JAPAN THROUGH WESTERN EYES:
Manuscript Records of Traders, Travellers, Missionaries and Diplomats- 1853-1941
Part 2: Journals and Student Essays
Part 3: Correspondence and Scrapbooks
Part 4: Collected Papers of Brown, Perry and others
Part 5: Writings by Griffis
Biographical Note
William Elliot Griffis was born on September 17, 1843, in Philadelphia,
Pennsylvania. The second son in a large family, early in his life he was exposed
to decisive influences of family and culture. His mother, a devout churchgoer,
instilled in Griffis a profound faith and confidence in Christianity. His father
was a coal-merchant, involved in the rapid expansion of international trade in
the burgeoning nineteenth century American economy, travelling as far away as
Europe, Africa, China and the Philippines. Among the significant events of his
early life, Griffis later recounted with pride his witnessing, from his father's
shoulders, the launching in 1850 of the USS Susquehanna, the largest
steamship then built, which was soon to be used by Commodore Matthew Calbraith
Perry as flagship on the historic mission to open the far-away island empire of
Japan. Again, Griffis recollected, in 1860 he was in the crowd of admirers when
the first Japanese embassy to the US toured the city.
Griffis served briefly in the Civil War in Pennsylvania's 44th Regiment.
After the war, aware that advancement in his chosen fields of divinity and
letters required higher education, Griffis entered Rutgers College in the class
of 1869. It was at Rutgers (notwithstanding his earlier brushes with the East)
that Griffis first became properly aware of Japan. A classmate and close comrade
was Robert Pruyn, Jr., son of Robert H Pruyn, the successor of Townsend Harris
as US Minister to Japan from 1861-1865. Among Griffis's and Pruyn's
activities at Rutgers, their founding of the Rutgers Targum is memorable.
Of much greater significance, however, was the appearance at Rutgers of the
first Japanese students to come to the US to learn English and Western sciences.

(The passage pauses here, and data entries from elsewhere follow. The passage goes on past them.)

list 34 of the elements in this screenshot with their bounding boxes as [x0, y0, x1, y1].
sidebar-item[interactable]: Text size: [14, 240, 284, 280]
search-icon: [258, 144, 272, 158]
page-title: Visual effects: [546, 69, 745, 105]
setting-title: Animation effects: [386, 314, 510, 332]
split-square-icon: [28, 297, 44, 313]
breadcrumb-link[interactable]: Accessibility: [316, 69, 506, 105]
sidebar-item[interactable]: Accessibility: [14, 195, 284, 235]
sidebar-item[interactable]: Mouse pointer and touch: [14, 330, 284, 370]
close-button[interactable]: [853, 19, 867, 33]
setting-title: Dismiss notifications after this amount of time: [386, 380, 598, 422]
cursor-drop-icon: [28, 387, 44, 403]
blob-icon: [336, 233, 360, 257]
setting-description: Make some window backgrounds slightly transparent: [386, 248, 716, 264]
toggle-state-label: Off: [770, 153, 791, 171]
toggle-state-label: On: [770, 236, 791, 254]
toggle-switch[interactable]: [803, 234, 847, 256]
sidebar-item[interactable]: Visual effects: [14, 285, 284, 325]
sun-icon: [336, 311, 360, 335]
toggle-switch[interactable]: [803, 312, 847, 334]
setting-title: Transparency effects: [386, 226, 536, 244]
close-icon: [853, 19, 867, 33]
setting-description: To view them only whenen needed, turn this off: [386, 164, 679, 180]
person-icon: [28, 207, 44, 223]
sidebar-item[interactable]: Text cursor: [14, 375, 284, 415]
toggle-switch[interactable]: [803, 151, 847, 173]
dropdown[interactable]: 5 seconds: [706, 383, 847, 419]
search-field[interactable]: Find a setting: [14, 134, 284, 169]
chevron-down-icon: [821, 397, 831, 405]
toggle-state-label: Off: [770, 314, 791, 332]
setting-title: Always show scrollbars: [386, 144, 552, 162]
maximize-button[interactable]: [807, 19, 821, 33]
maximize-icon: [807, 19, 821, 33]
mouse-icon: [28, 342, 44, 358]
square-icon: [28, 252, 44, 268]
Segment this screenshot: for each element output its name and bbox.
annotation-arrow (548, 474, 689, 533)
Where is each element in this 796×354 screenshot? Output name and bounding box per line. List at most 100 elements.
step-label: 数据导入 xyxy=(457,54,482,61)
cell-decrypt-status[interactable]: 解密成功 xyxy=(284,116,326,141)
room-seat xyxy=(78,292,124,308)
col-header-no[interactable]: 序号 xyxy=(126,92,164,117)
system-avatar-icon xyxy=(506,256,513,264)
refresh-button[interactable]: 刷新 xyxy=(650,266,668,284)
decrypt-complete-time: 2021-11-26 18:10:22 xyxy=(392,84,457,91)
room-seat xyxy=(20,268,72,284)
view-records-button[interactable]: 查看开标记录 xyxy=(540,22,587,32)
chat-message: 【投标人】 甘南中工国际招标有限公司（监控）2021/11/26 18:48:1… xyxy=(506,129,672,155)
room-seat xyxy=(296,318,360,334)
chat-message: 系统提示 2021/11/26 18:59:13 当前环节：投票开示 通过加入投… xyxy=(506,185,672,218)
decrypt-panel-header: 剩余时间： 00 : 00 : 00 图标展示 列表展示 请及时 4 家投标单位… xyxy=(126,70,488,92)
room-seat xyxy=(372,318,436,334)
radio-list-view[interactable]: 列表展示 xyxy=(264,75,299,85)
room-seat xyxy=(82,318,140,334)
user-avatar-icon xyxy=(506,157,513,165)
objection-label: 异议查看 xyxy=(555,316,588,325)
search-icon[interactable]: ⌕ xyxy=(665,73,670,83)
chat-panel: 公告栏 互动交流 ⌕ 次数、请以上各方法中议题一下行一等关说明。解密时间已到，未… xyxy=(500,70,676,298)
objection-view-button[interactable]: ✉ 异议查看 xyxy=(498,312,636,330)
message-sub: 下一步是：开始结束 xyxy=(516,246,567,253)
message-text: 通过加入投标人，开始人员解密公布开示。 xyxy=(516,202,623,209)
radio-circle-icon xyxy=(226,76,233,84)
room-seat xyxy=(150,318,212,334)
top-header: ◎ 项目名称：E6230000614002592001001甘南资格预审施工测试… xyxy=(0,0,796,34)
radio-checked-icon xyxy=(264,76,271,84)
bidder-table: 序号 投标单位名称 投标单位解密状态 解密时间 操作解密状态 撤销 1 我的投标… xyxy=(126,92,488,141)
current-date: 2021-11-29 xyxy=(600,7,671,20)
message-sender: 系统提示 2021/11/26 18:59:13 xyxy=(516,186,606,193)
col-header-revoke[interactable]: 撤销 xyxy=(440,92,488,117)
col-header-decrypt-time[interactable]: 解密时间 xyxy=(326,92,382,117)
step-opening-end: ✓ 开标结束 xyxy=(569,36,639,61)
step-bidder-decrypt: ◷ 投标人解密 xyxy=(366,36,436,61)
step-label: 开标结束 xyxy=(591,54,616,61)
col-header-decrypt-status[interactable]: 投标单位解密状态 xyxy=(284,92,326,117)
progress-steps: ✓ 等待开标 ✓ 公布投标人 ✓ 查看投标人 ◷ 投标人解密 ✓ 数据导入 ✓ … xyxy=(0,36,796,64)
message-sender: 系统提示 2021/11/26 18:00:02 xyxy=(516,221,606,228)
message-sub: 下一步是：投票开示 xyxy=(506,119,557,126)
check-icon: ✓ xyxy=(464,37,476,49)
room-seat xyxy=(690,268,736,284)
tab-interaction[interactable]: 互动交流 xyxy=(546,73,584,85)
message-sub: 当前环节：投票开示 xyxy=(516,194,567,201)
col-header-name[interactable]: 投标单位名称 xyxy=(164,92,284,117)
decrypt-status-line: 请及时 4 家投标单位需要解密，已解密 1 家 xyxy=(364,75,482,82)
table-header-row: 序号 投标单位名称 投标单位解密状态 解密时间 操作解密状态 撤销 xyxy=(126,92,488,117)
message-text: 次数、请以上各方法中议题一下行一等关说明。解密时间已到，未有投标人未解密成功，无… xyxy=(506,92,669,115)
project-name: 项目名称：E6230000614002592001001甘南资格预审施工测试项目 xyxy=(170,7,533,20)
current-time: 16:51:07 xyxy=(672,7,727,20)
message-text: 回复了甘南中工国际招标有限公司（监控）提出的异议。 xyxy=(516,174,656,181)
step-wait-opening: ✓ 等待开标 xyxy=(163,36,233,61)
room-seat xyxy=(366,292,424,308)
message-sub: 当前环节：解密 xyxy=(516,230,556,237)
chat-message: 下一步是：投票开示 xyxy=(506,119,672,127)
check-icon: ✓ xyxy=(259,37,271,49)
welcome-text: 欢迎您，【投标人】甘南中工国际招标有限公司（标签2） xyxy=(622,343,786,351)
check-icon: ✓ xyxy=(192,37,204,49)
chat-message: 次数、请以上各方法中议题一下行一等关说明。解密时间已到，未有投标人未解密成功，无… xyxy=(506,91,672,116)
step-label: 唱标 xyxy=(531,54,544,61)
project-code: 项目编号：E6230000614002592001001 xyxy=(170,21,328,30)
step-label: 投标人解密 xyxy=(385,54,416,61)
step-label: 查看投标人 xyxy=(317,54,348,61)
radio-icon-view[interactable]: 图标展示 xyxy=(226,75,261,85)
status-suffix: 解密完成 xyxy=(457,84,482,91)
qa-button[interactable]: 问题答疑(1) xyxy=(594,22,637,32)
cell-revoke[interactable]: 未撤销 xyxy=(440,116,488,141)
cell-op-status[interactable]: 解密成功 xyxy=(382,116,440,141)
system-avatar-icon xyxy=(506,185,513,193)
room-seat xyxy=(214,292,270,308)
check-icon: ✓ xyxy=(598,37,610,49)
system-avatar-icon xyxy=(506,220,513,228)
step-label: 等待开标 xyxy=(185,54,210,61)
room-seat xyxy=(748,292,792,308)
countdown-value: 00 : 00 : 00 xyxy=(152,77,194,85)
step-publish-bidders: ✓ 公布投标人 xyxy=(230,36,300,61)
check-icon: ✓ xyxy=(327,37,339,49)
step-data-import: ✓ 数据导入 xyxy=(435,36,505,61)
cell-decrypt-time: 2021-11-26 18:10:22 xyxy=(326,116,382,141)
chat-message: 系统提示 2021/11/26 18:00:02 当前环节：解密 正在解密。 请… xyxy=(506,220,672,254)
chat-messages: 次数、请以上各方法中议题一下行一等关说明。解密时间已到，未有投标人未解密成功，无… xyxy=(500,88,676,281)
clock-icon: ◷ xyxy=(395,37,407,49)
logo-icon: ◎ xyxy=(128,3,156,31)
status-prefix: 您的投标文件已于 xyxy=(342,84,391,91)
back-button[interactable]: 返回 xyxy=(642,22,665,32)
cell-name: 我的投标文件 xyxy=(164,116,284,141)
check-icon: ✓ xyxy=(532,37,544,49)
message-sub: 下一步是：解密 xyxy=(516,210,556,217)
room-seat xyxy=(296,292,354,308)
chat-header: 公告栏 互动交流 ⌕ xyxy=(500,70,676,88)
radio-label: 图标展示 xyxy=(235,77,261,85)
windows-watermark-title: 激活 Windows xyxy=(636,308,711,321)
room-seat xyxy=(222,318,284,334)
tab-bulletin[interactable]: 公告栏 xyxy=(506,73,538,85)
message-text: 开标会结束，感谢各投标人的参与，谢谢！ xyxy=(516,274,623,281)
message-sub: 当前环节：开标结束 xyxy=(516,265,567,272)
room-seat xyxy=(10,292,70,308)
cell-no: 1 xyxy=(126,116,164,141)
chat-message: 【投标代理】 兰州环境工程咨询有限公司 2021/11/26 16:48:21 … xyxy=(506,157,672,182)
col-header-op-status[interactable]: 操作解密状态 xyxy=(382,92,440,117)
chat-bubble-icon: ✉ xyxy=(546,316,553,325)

The first Japanese students in the US were directed to Rutgers through the
offices of the Dutch Reformed Church Board of Foreign Missions in New York. They
were 'Ise' and 'Numagawa', the assumed names of the Yokoi Brothers,
nephews of the reformer Yokoi Heishiro. Soon joined by others, notably the
brilliant Kusakabe Taro and the flashy Soogiwoora Ko-Zo (Hatakeyama Yoshinari,
briefly to be Superintendant of the Kaisei Gakko in Tokyo), these students
formed the nucleus of a thriving community of expatriate Japanese, ambitious and
proud young men determined to master Western learning for the benefit of their
emerging nation. Not only did Griffis move in the same social circles as the
Japanese, but also tutored a number of them, including Kusakabe, in English and
Latin.
It was natural, therefore, that Griffis should be offered a position "for
a young man single not a minister to go to Japan and teach Nat[ural] Sciences
and organize educational work generally". The offer was forwarded by D
T Reiley of the Rutgers Grammar School: the applicant was to go to the province
of Echizen, whose Daimio, Matsudaira Shungaku, was among the most
forward-looking Japanese statesmen of the pre-Meiji period. Griffis, perhaps
still unsure of his professional course after a year at the Union Theological
Seminary, but undoubtedly fascinated by the possibilities, accepted and sailed
for Japan. He arrived in Echizen in early 1871.
Griffis's work in Echizen (renamed Fukui) and, after a year, in Tokyo at
the Kaisei Gakko (later to become Tokyo University), and his contributions to
educational reform, have been discussed by historians. A number of series in the
Griffis Collection, most notably the Student Essays (in which are collected a
number of essays written as school assignments by Griffis's Japanese students,
and saved by him), represent this work. Of at least equal significance, however,
was Griffis's freelance work in Japan. Travelling widely, and moving in social
circles with missionaries and other yatoi as well as with the élite of
the early Meiji government, Griffis worked from the beginning with awareness
that in Japan, he had a subject for which his methods of working were well
suited. He immediately began writing for the popular press, both the
English-language press in Japan and for American periodicals and reference
books. In 1874, he returned to the US where he sensed that his career prospects
as a writer were considerably enhanced by his exposure to a field of study still
largely open. And this proved to be the case, as was demonstrated by the
publication in 1877 of The Mikado's Empire. The book, the first
monograph to treat Japanese history and culture systematically for an American
and British audience, met with immediate critical and popular success, and
eventually went through twelve editions.